This study is the first to compare the psychometric properties of two widely used measures of caregiving burden, the FBIS-24 and the ZBI-22, as indicators of objective and subjective burden for caregivers of PLS. We examine sociodemographic and clinical differences, reliability and validity for lower and higher burden scores on each measure among Chinese caregivers.
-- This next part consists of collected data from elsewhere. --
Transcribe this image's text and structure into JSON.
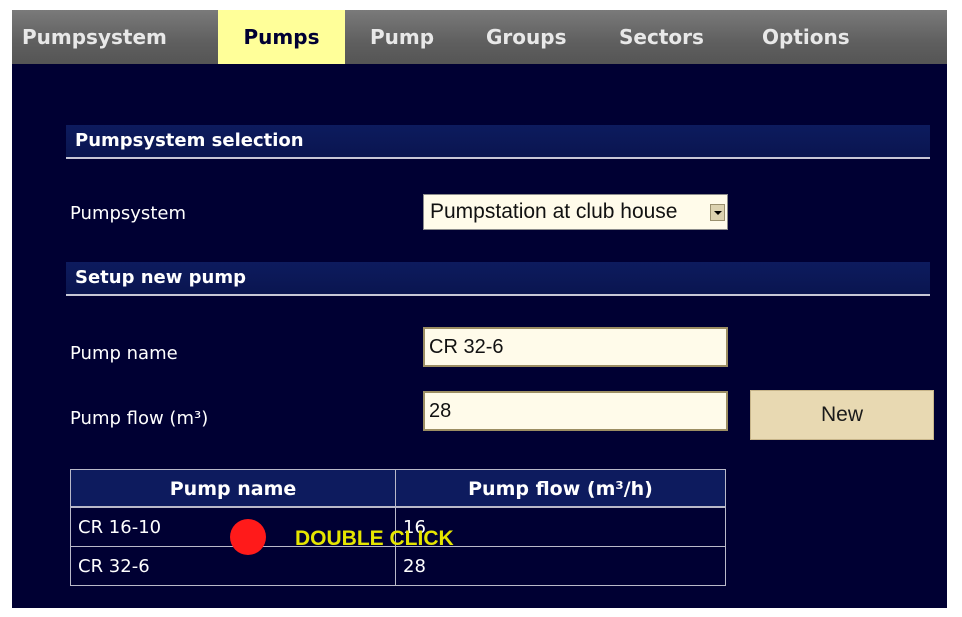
{
  "nav": {
    "tabs": [
      {
        "label": "Pumpsystem"
      },
      {
        "label": "Pumps"
      },
      {
        "label": "Pump"
      },
      {
        "label": "Groups"
      },
      {
        "label": "Sectors"
      },
      {
        "label": "Options"
      }
    ],
    "active_tab": "Pumps"
  },
  "pumpsystem_section": {
    "title": "Pumpsystem selection",
    "field_label": "Pumpsystem",
    "selected_value": "Pumpstation at club house"
  },
  "new_pump_section": {
    "title": "Setup new pump",
    "name_label": "Pump name",
    "name_value": "CR 32-6",
    "flow_label": "Pump flow (m³)",
    "flow_value": "28",
    "new_button_label": "New"
  },
  "pump_table": {
    "headers": [
      "Pump name",
      "Pump flow (m³/h)"
    ],
    "rows": [
      {
        "name": "CR 16-10",
        "flow": "16"
      },
      {
        "name": "CR 32-6",
        "flow": "28"
      }
    ]
  },
  "annotation": {
    "label": "DOUBLE CLICK",
    "dot_color": "#ff1a1a",
    "text_color": "#e6e600"
  },
  "colors": {
    "background": "#000033",
    "section_bar": "#0d1b5e",
    "active_tab": "#ffff99",
    "button": "#e8d9b2",
    "input_background": "#fffbea"
  }
}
Our findings indicate that both scales demonstrate acceptable psychometric performance with respect to the internal consistency, convergent validity and know group’s validity, and moderate chance-corrected agreement between them (Cohen’s kappa: 0.52).
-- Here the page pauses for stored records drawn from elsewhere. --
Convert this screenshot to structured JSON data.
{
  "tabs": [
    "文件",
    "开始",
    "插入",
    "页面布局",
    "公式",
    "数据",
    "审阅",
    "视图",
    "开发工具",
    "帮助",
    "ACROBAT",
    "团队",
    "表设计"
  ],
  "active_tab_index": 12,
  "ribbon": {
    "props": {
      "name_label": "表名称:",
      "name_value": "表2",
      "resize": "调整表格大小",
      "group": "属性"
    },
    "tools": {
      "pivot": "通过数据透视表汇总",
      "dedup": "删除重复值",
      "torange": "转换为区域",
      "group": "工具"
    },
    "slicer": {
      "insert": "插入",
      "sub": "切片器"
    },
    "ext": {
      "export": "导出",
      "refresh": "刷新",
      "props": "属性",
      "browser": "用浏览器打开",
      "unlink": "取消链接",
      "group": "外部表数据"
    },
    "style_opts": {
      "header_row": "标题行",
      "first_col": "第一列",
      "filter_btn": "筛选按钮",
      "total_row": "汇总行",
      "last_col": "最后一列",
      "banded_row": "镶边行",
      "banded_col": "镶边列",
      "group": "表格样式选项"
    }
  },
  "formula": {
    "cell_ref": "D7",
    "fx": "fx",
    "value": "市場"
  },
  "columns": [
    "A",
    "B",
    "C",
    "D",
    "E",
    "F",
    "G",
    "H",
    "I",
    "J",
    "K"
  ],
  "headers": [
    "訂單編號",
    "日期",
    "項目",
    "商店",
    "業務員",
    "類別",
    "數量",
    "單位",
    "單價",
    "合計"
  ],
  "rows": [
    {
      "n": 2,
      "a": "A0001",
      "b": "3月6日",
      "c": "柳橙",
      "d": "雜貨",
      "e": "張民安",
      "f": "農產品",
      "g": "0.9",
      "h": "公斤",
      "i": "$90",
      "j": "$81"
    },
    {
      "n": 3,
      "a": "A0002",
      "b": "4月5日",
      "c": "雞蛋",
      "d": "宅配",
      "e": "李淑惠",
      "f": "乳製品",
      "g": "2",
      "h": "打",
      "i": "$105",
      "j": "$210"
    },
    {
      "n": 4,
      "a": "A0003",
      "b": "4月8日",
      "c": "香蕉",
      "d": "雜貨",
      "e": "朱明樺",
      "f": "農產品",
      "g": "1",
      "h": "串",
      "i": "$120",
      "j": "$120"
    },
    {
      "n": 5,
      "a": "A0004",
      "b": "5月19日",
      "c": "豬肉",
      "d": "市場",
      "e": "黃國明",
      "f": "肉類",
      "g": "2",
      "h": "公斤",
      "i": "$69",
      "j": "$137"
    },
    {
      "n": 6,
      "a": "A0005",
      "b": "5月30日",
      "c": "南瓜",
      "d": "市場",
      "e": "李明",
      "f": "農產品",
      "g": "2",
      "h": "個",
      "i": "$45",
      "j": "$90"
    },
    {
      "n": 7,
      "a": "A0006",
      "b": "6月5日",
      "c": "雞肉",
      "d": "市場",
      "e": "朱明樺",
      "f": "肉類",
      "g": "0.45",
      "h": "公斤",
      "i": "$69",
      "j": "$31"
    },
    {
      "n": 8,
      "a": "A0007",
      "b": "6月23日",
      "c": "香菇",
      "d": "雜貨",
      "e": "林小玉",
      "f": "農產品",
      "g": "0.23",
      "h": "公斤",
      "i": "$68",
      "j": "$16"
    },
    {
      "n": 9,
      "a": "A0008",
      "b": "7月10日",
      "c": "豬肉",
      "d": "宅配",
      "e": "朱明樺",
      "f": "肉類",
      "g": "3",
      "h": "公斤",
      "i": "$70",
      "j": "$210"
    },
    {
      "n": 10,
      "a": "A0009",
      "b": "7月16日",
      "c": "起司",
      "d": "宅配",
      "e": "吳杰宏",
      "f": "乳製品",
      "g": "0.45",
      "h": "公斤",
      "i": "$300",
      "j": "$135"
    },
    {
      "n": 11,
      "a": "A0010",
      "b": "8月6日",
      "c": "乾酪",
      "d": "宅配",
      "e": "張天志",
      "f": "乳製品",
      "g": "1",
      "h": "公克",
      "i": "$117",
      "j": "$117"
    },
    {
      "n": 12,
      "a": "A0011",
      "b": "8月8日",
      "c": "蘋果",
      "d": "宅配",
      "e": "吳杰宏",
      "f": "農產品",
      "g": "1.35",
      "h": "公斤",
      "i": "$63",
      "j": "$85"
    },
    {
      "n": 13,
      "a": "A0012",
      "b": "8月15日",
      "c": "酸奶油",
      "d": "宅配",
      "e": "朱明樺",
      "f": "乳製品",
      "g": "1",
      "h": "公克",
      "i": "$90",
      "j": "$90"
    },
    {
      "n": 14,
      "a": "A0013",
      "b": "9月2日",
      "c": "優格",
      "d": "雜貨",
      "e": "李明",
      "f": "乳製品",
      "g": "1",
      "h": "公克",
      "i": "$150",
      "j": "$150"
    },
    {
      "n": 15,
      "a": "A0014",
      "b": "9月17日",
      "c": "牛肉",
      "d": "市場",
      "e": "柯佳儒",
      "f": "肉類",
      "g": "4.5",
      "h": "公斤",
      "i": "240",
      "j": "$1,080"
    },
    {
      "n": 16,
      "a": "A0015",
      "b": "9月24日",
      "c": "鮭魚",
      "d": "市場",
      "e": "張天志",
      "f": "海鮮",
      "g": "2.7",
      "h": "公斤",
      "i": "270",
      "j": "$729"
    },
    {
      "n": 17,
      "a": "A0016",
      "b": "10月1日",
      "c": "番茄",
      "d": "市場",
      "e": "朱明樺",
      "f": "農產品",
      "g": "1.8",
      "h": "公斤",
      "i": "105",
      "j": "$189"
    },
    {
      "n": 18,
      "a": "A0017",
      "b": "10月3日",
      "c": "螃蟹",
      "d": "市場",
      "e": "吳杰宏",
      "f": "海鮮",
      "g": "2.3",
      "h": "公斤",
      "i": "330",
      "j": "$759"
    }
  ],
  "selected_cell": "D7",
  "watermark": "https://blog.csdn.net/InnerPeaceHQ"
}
What is most striking is how comparable both measures are psychometrically, despite measuring slightly different aspects of the same construct, caregiver burden. Both measures demonstrate strong internal consistency and are significantly associated with expected clinical indicators of caregiver depression, anxiety, and family functioning, and PLS functioning. In addition, both measures reveal a gender difference in caregiving burden in which women report significantly higher levels of objective burden on the FBIS-24 and higher subjective burden at a trend level of significance on the ZBI-22. Higher burden among women is consistent with gender role theory and is consistent with the caregiving literatures [46,47,48]. Some recent research has also noted that women may have fewer resources available to them for caregiving and use less effective ways of coping [49,50,51,52].
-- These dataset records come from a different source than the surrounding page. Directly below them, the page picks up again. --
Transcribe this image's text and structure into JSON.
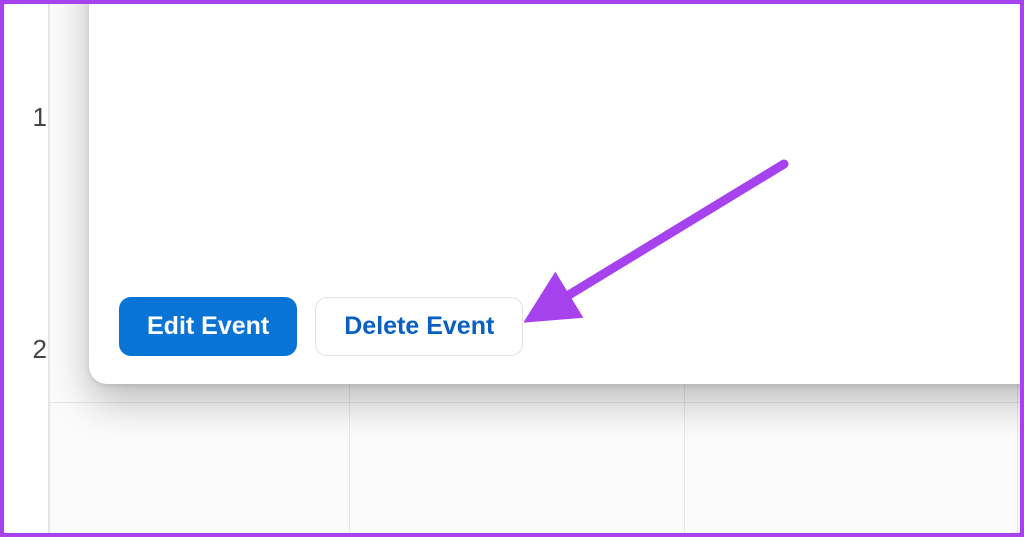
{
  "time_gutter": {
    "label_1": "1",
    "label_2": "2"
  },
  "modal": {
    "edit_label": "Edit Event",
    "delete_label": "Delete Event"
  },
  "annotation": {
    "arrow_color": "#a642ee"
  }
}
The comparable psychometric properties of the FBIS-24 and ZBI-22 indicate that the two scales may be used interchangeably in assessment of caregiver burden. The choice between FBIS-24 and ZBI-22 may depend on your research question and interest based on the observed differences such as sensitivity, specificity and contents, as shown in Table 1. For instance, FBIS-24 focuses on objective burden at family level, with higher sensitivity at cut-off value of 23 than ZBI-22 (76% vs 73%) . Meanwhile, ZBI-22 mainly targets at subjective burden at individual level, with higher specificity at cut-off value of 48 than FBIS-24 (80% vs 68%) . If the primary interest is addressing objective indicators of burden related to manual tasks and duties at family level, the FBIS-24 may be particularly useful in identifying a broad spectrum of caregivers for assessment or intervention purposes. In contrast, if the primary interest is excluding individuals for assessment or intervention with lower levels of subjective burden at personal level, in terms of emotional distress and experiences of stigma, then use of the ZBI-22 to do so may be more appropriate.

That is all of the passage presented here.